Wat de sfeer betreft: Deze is zeer goed en ademt jaren zestig en spionage. Aan alles is gedacht: meubels, muurdecoraties, kleding, auto’s, wapens en muziek. Laatstgenoemde is zeker een aanvulling op de sfeer, want vooral de muziek maakt het gevoel dat het avontuur in de jaren zestig plaatsvindt compleet. Bij gewone omstandigheden is het een prettig deuntje, zodra er actie plaatsvindt wordt het een opzwepende muziek, gekenmerkt door de blaasinstrumenten die de vroegere James Bond films ook zo goed lieten klinken. Erg lekker allemaal.

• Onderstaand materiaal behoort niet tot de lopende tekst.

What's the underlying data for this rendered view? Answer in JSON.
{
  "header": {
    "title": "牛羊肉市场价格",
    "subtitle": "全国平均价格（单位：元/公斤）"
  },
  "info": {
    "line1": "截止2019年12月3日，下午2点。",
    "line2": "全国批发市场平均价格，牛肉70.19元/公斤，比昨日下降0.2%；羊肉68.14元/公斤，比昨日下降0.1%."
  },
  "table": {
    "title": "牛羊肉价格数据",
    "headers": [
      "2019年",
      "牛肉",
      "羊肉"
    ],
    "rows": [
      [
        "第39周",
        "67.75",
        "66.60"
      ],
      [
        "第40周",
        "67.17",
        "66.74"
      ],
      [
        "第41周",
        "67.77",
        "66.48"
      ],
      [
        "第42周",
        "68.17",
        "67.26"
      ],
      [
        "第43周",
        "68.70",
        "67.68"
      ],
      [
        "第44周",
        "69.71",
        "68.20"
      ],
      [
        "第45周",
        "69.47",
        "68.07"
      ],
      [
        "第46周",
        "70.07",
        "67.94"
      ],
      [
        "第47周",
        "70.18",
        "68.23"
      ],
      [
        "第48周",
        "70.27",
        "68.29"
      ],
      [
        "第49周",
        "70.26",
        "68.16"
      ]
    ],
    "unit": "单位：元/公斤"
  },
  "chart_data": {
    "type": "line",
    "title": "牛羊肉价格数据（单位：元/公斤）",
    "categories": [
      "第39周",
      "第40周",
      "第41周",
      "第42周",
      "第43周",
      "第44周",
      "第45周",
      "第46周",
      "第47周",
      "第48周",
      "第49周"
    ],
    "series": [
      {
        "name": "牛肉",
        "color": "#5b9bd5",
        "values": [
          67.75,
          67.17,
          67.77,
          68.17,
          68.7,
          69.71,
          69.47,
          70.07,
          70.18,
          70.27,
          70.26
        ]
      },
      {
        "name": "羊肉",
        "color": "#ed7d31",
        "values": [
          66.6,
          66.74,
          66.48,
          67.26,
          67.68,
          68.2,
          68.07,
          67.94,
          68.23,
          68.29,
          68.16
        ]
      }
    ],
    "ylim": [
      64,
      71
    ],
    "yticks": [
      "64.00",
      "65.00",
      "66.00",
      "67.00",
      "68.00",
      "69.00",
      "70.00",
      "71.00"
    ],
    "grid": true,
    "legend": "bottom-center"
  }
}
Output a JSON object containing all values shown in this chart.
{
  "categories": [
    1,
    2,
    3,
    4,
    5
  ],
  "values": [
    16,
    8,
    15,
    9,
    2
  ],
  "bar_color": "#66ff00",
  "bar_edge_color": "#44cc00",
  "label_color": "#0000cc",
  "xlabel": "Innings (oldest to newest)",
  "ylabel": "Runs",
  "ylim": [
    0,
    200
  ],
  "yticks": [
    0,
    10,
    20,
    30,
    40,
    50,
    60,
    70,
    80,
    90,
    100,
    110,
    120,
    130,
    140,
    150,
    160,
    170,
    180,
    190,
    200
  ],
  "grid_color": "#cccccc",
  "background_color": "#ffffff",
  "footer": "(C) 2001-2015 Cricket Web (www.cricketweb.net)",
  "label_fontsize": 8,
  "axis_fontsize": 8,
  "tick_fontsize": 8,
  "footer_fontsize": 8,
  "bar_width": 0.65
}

Om de sfeer tot leven te brengen is er gebruik gemaakt van de LithTech 2 engine. Deze engine is de opvolger van de LithTech 3D engine die ervoor zorgde dat spellen als Shogo, Blood 2 en KISS: Psycho Circus tot leven kwamen. In deze nieuwe versie is het detail omhoog gegooid, wat vooral in de personages tot uiting komt. Deze zijn van hoge kwaliteit, vooral in de gezichten. Tijdens de gesprekken is nu eindelijk lipsynchronisatie aanwezig en iedereen knippert zelfs met zijn of haar ogen. Alle visuele pracht en praal gaat wel ten koste van snelheid. Er is in het spel gelukkig een handige optie aanwezig waarmee de visuele effecten kunnen worden in- en uitgeschakeld, afhankelijk van de snelheid van het systeem. Voor volle effecten wordt in ieder geval een Pentium III 750 aangeraden. Ter vergelijking: een K6-III 450 met 128 MB Ram en een GeForce DDR (upgrade is in aantocht!) kon alleen bij de laagste stand van effecten en lage resolutie (640x480x32 bits kleur) de schietscènes met meerdere vijanden schokloos laten verlopen. Bij de laagste stand van effecten is overigens al een Pentium II 400 gewenst.

Conclusie
No One Lives Forever is een leuk spel, vooral sinds er de laatste tijd zo weinig verhaalgedreven First Person Shooters uitgekomen zijn. De actie is snel, de omgevingen zijn strak, de gameplay is vrij soepel en de muziek is gewoon steengoed. Wie de systeemeisen haalt kan lekker spelen dus.